Procedural generation means the layout and loot are different every time, so knowledge of the systems matters more than memorizing a fixed path. Builds and synergies between items create emergent moments that keep runs feeling varied even after hundreds of attempts.
What is a build in a roguelike?
A build is the collection of items, upgrades, and powers you assemble during a run. Some combinations synergize into something more powerful than the sum of their parts. Discovering a strong build before the run ends — and then keeping it alive — is a core part of the fun.
Is Hades a roguelike or a roguelite?
Technically a roguelite. Hades lets you keep resources and unlock permanent upgrades between runs, so you carry real progress forward when you die. The run itself resets, but you are always moving ahead in the meta-game.
Why do so many indie games use the roguelike format?
Procedural generation turns a limited content budget into many hours of play. A small team can build a set of rooms, enemies, and items and let the algorithm recombine them endlessly, rather than hand-crafting dozens of distinct levels.
What is the Berlin Interpretation of roguelikes?
A 2008 attempt to define the 'true' roguelike by listing core traits: permadeath, procedural generation, turn-based grid combat, resource management, and a single persistent game state. Most modern games branded as roguelikes deviate significantly from this list.
Can roguelikes have a story?
Yes. Hades weaves its story through dialogue that persists across runs, so each death advances the narrative. The format does require some creativity — you can't rely on a linear story when the player may die after five minutes — but it pushes developers toward environmental and emergent storytelling.

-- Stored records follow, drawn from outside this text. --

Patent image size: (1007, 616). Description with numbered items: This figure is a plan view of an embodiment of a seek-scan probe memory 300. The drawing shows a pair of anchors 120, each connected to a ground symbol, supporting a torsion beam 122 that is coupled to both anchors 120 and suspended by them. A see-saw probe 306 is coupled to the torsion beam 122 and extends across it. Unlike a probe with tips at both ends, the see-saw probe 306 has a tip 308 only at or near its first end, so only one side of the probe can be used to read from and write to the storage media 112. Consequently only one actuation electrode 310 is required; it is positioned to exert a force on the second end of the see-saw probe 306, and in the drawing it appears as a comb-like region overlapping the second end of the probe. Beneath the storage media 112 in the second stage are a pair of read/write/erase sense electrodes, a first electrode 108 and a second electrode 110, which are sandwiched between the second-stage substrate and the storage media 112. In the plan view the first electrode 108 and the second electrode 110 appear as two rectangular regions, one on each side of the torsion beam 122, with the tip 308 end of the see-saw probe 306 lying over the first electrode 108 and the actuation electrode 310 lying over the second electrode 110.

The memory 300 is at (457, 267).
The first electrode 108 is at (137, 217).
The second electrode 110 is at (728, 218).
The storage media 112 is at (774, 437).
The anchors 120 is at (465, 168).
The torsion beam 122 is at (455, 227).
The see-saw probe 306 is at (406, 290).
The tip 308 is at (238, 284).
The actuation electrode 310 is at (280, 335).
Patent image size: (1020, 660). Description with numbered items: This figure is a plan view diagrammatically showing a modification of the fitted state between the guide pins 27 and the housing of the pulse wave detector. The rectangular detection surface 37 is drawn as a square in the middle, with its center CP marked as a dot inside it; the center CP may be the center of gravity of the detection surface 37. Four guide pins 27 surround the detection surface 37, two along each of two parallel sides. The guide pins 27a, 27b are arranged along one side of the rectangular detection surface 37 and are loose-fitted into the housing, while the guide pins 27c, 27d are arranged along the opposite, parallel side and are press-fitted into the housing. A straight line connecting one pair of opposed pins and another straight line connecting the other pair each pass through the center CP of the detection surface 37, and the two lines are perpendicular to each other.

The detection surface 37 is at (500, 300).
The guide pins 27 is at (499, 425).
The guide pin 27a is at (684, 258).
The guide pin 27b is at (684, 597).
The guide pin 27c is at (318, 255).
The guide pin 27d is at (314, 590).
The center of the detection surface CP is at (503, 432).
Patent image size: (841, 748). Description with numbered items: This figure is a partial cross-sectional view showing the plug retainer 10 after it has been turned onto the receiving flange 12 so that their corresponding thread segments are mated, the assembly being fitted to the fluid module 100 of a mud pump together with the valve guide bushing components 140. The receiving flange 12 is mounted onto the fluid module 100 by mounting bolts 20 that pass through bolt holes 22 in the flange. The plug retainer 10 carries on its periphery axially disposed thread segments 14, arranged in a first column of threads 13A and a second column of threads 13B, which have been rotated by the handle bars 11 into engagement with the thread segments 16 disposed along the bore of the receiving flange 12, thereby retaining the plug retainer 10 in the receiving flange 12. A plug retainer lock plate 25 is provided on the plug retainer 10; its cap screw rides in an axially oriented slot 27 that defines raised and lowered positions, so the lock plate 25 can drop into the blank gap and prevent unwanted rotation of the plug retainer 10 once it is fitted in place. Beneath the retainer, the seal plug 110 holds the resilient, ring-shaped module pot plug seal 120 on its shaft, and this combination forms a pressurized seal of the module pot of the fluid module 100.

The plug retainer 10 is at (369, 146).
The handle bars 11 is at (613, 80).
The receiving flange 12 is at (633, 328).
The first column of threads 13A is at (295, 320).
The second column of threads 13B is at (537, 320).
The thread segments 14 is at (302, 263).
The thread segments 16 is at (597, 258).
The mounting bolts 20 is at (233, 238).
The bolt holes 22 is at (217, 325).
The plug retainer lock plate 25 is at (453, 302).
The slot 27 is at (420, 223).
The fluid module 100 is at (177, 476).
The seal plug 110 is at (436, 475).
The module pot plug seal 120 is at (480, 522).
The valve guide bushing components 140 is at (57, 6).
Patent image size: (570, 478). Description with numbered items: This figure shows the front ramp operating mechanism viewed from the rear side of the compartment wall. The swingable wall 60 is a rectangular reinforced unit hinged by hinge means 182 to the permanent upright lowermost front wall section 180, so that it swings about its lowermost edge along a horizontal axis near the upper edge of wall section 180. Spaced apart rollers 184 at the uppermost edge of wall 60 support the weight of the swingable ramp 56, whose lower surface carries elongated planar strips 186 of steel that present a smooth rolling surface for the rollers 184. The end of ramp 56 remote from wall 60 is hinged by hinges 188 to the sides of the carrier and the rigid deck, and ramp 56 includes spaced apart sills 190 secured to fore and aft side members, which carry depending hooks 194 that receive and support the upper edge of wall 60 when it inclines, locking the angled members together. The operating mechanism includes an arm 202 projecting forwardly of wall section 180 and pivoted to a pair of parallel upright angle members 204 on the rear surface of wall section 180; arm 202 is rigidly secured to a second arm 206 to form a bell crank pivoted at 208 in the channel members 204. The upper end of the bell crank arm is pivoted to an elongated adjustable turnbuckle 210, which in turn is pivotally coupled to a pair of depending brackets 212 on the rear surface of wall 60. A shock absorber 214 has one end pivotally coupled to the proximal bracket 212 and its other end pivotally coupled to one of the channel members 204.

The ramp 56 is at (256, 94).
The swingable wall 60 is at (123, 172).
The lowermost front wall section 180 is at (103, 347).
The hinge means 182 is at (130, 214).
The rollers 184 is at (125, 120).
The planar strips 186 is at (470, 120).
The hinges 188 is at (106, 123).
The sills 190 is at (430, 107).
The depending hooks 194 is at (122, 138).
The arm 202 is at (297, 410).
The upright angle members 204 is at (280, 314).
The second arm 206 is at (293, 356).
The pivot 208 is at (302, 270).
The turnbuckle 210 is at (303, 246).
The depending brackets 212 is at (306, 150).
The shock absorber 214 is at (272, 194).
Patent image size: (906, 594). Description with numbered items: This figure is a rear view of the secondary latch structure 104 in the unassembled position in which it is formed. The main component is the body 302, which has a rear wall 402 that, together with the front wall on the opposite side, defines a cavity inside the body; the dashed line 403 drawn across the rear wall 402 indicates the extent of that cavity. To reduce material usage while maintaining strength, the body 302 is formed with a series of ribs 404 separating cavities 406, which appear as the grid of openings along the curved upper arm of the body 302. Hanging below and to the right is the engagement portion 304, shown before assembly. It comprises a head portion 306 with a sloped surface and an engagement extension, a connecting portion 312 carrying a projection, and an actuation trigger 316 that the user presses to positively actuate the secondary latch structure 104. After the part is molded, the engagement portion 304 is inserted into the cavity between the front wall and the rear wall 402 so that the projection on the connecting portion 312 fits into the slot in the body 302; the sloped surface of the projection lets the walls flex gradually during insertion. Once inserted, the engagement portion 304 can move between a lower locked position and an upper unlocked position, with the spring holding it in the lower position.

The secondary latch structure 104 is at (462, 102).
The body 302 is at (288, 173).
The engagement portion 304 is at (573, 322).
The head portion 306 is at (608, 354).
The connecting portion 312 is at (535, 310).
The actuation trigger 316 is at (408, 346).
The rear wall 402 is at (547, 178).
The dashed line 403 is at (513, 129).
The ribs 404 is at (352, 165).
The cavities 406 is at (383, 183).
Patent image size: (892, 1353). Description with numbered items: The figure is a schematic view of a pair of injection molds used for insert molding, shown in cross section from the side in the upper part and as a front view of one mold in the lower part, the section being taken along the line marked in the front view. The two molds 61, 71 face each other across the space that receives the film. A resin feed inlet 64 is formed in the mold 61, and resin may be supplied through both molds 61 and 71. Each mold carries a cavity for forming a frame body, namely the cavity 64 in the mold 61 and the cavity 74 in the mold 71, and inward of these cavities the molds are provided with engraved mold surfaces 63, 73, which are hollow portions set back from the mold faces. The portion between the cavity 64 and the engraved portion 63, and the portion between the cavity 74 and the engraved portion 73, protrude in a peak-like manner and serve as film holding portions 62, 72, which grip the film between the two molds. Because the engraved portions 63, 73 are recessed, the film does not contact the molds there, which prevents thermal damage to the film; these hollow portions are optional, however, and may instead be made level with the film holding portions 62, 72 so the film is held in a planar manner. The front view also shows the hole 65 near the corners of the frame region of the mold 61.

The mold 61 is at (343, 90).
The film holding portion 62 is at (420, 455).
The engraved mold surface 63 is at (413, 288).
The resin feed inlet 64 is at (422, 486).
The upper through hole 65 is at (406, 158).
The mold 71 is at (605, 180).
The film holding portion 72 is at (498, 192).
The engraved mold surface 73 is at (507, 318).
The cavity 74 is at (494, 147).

Is KUTO: The Lock of Time a roguelike?
Not exactly. KUTO: The Lock of Time is a time-bending action Metroidvania: each run resets when Jokoan Kuto dies, levels are traversed fresh, and time-manipulation powers vary between runs. It carries meta-progression between attempts and is built over a 2.5D Metroidvania structure — the run-based loop is there, but the genre is Metroidvania, not roguelike.
How long is a typical roguelike run?
Widely, depending on the game. Short-form roguelikes can end in 20–40 minutes; longer ones like Caves of Qud or Nethack can stretch for hours. Action roguelikes like Hades typically run 30–60 minutes once you know the game.